The reading for the third Sunday in Advent is Isaiah 35:1-10, looking toward a time when there is no more fear.
When a people are enveloped over an extended period of time in an atmosphere of arrogance and are the victims of its injustice, they easily succumb to fear. Such was the case in Isaiah’s day. And all these years later a shroud of fear overlays many of our attitudes and actions today. We know what it feels like to have “feeble knees” and “fearful hearts” (35:3-4).
This is why the Advent message through the writing of Isaiah is so powerful this year. We continue to get daily doses of unfolding history which are clearly foreboding. “Fear not!” is a two-word exhortation to live another way–not only one that Isaiah uttered, but also the message Gabriel gave to Mary, and words Jesus and Paul spoke to anxious people.
This is more than telling someone to “Buck up!” although we can engage in practices that decrease our fears. Rather, the call to abandon fear is the deeper invitation to shift the basis of our trust from the things we see to the One Who is unseen.
This is not easy, and I admit that history shows there are often long stretches when Light and Life are eclipsed by darkness and death. Isaiah’s time included a 200-year period of division and exile. I have known people who suffered, without relief, until the day they died–despite being prayed for, anointed with oil, etc.
Isaiah’s vision did not begin in history, it began in the hearts of those who believed that sin, suffering, and struggle do not have the last word, and by faith they began to live in relation to that larger reality. Not one person lived to see the return and restoration of the exiled nation, but today’s reading shows that they saw it from afar, and their anticipation kept hope alive.

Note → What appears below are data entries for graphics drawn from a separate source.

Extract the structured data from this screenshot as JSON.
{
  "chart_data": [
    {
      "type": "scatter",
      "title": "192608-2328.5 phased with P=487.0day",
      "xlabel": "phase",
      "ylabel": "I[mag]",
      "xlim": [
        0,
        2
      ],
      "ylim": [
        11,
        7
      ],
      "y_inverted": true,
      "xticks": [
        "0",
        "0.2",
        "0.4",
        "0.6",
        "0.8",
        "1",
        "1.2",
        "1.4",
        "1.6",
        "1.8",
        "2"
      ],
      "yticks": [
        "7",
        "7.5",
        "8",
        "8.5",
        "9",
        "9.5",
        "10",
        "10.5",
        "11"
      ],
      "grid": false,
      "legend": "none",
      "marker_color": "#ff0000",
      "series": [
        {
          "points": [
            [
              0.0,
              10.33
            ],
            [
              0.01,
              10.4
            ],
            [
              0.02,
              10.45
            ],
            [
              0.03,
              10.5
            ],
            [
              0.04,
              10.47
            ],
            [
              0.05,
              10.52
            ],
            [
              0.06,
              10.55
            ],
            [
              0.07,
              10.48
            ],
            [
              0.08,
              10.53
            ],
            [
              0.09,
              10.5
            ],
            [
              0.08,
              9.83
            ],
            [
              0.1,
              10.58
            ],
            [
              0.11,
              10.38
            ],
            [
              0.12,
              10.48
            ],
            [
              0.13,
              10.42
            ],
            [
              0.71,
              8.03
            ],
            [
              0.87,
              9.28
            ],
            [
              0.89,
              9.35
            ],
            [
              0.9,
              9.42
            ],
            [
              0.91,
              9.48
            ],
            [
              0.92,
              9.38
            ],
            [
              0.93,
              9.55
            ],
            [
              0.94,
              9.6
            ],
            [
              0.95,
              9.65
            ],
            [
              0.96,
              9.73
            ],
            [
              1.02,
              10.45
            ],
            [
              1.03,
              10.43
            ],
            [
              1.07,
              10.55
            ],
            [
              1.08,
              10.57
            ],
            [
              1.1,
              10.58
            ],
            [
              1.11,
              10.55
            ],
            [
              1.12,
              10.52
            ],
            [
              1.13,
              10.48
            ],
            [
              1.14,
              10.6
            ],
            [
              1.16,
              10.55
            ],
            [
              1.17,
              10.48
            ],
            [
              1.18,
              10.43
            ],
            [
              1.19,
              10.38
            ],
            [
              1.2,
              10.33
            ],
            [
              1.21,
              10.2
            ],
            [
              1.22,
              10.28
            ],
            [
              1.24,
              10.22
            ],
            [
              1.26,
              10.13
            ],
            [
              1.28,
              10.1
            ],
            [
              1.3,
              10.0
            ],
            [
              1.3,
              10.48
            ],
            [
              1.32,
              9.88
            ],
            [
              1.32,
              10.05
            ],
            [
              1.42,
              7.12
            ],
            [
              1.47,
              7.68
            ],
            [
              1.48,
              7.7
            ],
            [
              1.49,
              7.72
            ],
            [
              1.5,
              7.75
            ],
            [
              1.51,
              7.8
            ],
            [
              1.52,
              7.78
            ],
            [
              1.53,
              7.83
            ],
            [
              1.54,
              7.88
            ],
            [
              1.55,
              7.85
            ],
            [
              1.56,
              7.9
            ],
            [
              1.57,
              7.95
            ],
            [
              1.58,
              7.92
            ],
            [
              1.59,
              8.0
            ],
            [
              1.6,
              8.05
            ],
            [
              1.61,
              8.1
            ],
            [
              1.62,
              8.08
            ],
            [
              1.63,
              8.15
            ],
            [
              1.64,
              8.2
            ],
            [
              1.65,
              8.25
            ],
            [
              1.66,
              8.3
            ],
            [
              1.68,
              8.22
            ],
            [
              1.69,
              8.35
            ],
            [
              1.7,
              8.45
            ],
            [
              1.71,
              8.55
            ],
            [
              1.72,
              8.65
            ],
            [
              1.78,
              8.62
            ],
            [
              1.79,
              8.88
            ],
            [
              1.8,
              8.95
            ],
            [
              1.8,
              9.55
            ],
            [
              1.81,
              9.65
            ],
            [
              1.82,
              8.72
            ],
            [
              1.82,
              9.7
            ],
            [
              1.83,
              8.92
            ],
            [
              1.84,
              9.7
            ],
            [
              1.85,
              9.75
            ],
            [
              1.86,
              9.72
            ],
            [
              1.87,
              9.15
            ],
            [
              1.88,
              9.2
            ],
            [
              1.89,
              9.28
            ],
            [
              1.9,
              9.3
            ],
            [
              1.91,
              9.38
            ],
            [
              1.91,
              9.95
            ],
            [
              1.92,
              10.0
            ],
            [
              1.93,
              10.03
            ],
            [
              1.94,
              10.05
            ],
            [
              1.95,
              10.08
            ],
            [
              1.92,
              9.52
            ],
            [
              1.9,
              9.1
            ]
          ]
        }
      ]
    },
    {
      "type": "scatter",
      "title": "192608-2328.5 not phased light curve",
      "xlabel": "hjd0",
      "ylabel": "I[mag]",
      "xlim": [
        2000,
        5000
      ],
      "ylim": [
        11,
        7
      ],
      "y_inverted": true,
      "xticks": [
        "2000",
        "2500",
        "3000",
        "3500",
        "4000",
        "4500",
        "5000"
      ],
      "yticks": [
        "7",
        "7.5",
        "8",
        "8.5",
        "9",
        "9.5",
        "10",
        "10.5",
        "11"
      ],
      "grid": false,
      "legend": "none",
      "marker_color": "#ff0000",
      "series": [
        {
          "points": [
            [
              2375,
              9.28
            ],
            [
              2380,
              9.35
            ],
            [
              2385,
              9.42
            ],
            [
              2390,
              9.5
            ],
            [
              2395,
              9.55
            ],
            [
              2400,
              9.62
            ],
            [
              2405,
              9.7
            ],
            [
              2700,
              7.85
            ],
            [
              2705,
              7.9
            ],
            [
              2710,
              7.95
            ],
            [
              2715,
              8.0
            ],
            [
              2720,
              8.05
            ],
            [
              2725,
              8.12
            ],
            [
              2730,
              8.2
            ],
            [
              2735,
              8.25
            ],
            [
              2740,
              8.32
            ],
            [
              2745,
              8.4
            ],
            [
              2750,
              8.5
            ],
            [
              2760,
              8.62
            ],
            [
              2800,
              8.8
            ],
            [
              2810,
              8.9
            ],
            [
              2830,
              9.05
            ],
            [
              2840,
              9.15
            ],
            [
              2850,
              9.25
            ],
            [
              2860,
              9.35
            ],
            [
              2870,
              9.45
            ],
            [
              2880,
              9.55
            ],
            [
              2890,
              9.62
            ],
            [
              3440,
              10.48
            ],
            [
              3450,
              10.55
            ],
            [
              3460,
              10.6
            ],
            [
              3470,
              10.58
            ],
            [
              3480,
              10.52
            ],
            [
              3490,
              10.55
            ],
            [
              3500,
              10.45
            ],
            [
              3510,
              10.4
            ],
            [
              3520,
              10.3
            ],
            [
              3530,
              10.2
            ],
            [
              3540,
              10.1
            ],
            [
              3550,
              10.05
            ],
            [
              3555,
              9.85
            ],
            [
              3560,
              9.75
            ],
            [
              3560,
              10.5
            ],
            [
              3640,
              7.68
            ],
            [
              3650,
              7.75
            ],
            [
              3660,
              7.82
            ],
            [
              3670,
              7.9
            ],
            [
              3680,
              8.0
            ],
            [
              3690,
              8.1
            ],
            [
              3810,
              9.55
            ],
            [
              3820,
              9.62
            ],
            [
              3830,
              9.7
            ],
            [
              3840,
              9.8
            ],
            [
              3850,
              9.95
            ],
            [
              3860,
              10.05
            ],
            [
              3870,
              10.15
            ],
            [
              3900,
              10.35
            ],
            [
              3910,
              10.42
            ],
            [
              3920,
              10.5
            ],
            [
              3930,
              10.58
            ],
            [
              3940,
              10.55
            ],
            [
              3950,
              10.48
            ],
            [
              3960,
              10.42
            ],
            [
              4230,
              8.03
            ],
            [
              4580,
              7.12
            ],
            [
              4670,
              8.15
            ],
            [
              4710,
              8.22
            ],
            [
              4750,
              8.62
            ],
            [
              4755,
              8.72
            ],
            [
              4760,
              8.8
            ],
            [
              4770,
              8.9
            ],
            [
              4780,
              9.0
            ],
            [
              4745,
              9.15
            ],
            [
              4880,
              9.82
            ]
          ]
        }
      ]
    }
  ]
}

The writer of Hebrews said the same was true for the cavalcade of saints who likewise saw their redemption via anticipation (Hebrews 11:39-40). We continue to sing the fear-not message, “Though the wrong seems oft so strong, God is the ruler yet.” We enter Advent with the promise that there will indeed be a time when there is no more fear, and with the power of faith to deliver us from it in the meantime.